The menu- it’s an awful way to look at it yet it’s the truth. It’s like speed dating except way more impersonal. You swipe right or left. That’s it. ALL BASED ON LOOKS. Of course there’s bios… no one reads those. NO ONE. My proof? I don’t even have any on mine. I’m 21 first dates deep. Not bragging. Only truth here people.
With the apps the way that they are, and as impersonal as online dating is anyway, you can imagine that it ends up feeling like you’re standing in a giant line waiting for your five minutes with a celebrity or something before they shuffle you away. You end up feeling very disposable and not super special. Again, just part of the whole thing. I had to accept it early on, and it felt weird. Still kinda does.
As a woman I prefer Bumble over Tinder because I can be selective about my interactions, but in all honesty I’ve had better luck with the men from Tinder.
Calm down. I didn’t say I was “getting lucky”. *smile*
With the large quantities of men my friends and I have been dating we’ve developed a “system”. They all have nicknames to start out with. It just helps keeping them all straight. It’s more a sign of dating too many men than disrespect for said men. Promise. Any time we stick to, or end up, with one guy for a while it’s called “naming the puppy”. We can’t claim this… it’s a line from the movie The Sweetest Thing with Cameron Diaz and Christina Applegate. It’s also in The Urban Dictionary so clearly we’re not the only ones using the term. Anywhoooo…
Considering how the social norms have changed none of the above mentioned truths is surprising. Divorce rates are high, people wait decades to get married, and Hallmark has a whole line of cards designed around blended families and more recently, apologizing or expressing sympathy for everything.

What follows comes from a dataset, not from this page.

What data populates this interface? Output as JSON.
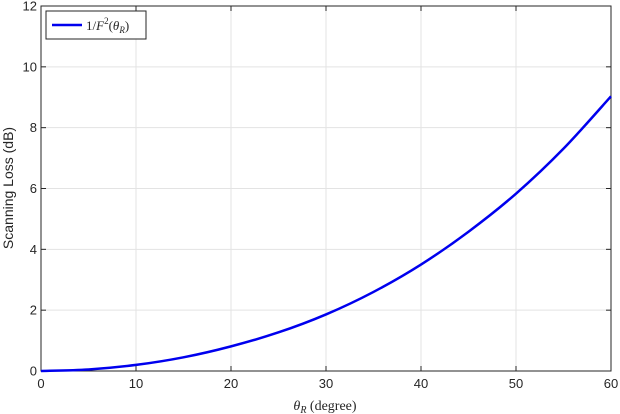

Not sure if those things are connected, but there it is.
In the amount of time I’ve been using the app I’ve communicated with The Aquarius, the politician, old balls (sorry, but that was the nickname), The IT guy, the bartender, the barber, AZ, lumberjack, PB, the mechanic, and obviously several others. I’m not half as creative with nicknames as most of my friends are but I’m ok with that. The nicknames have always thrown me off when/if we start using real names anyway.
Here’s how I look at app dating- it’s an easy way for me to see what’s really out there. I’d love to meet my new best friend/lover in person vs online but I gotta be realistic about how things are and how I’d do that. It’s not easy in the dating world I’ll tell ya that.
About the different apps- Bumble is a much smaller pool of men and the woman initiates conversation. Tinder is huge and there is a process of elimination to get to the good guys. I’ve had luck with the big T but just because I’m very selective and I do my best to communicate as well as possible at the beginning. I have a good guy friend I met on Tinder. FRIEND. Never dated him. Last guy I had chemistry with, very nice guy, Tinder.
I’ve had good luck with it but, don’t get it twisted, lots of creeps and sketchy people you have to sort through. I’m not even going to start telling any of the bad stories here. It would take far too long and I meant this post to be fairly upbeat.
Well, there it is. App dating and how it fits into the picture for me at the moment. Sort of. Again, because I have no idea who reads this, no names or specifics. If it were just my story I’d go all into it. There’s a couple of really nice guys who deserve better than to read or possibly hear about me telling people how we met and what we did.
Honestly… I doubt any of them read this or would have any way of knowing about this little ranty blog of mine. Not sure it would occur to any of them to cyber-stalk me to begin with. Not sure they care that much. Just how it is.
‘Night readers. Have a great week!
**** Disclaimer: I’m not paid by anyone to blog about products or services, especially not Tinder or Bumble.